New Delhi: Emulating China may not be easy for India, given the high cost of production locally as well as the large compliance burden faced by firms, according to V. Anantha Nageswaran, member of the Prime Minister’s Economic Advisory Council.
Speaking at a virtual panel discussion organised by the S.P. Jain Institute of Management and Research, Nageswaran made a case for reducing the number of rules and regulations for businesses.
“Emulating China from where we are, with the kind of high cost of production and the legislative and compliance burden that our businesses carry, is not going to happen. Right now, that is why Vietnam and Mexico and Bangladesh are getting the industries moving out of China and not India.
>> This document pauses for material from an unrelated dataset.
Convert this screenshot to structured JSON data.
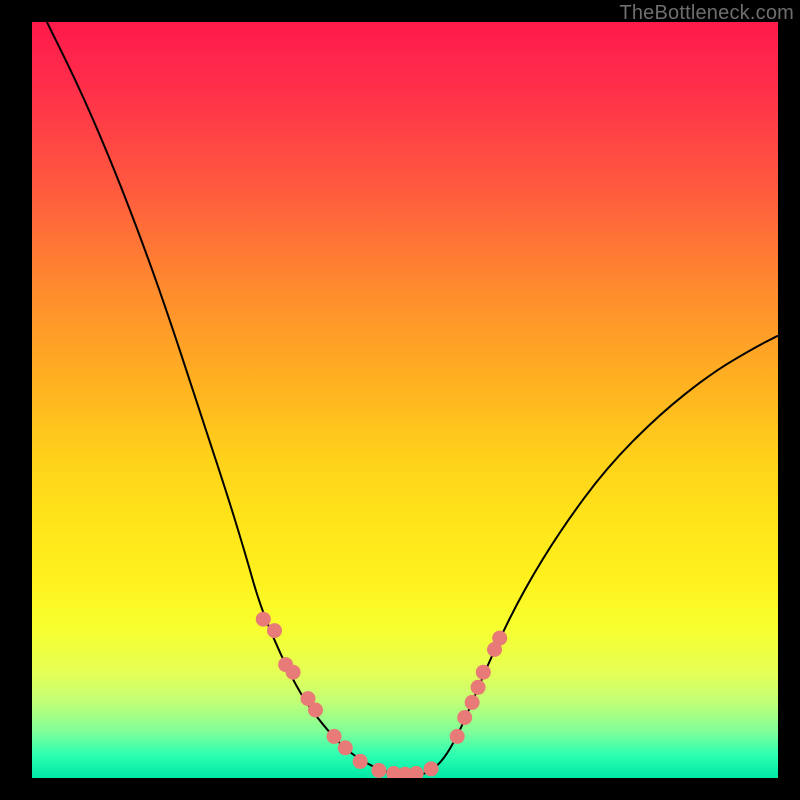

We need to face up to the fact that we are not there yet,” Nageswaran said.
“But we have to begin somewhere,” he said, adding that it is a process and is not something that will be completed in 3-6 months, and insisting that the focus has to be on increasing firms’ productivity if India has to capture a share of the export pie, especially at a time when world trade is not happening.
“A policy of simply whittling away the unwanted rules and regulations will be a start,” he said.
Nageswaran also favoured the government providing support to industries, but with a quid pro quo arrangement, where the firms are tasked with increasing productivity and output.
‘Govt right in preserving fiscal firepower’
Asked about the “inadequacy” of the demand stimulus offered by the government after the Covid-19 lockdown, Nageswaran said the events on the border showed that the government was right in preserving the firepower as additional spending may be required in defence.
He, however, pointed out that there is scope for the government to provide support to businesses, subject to conditions like improving productivity.
“The support given to businesses from the beginning has been on the parsimonious side. You can err on the side of being liberal and then always roll it back,” he said.
Nageswaran favoured extending liquidity support measures like the Rs 3 lakh crore emergency credit line support to micro, small and medium enterprises to cover more firms.
“The government is not in a position to give outright grants and increase its on-budget deficit. The government will be undoing its work if sovereign borrowing costs go up… Liquidity route is the compromise. I favour continuing with the approach, but making the beneficiaries net wider to even allow MSMEs with higher turnover to borrow,” he said.
Nageswaran also urged the government to restore the credibility of macroeconomic data, both at the state and central level.
‘Relief measures, not demand stimulus’
Also speaking at the panel discussion, Pronab Sen, former chief statistician of India, said the measures announced by the government were just for relief, and not demand stimulus.
“Cash transfers were a good idea but the amounts were a joke. It should have been at least Rs 3,000-4,000,” he said, urging the government to take demand stimulus measures immediately.
The government had announced cash transfers into Jan Dhan accounts, but the amount was as low as Rs 1,500 spread across three months.
Sen also warned of a bloodbath among MSMEs if demand doesn’t pick up soon. He said if demand does not pick up by around December, supply will be hit as many units will cease to exist.
“If you have to do a demand stimulus, do it now. Else, you may have missed the bus,” Sen added.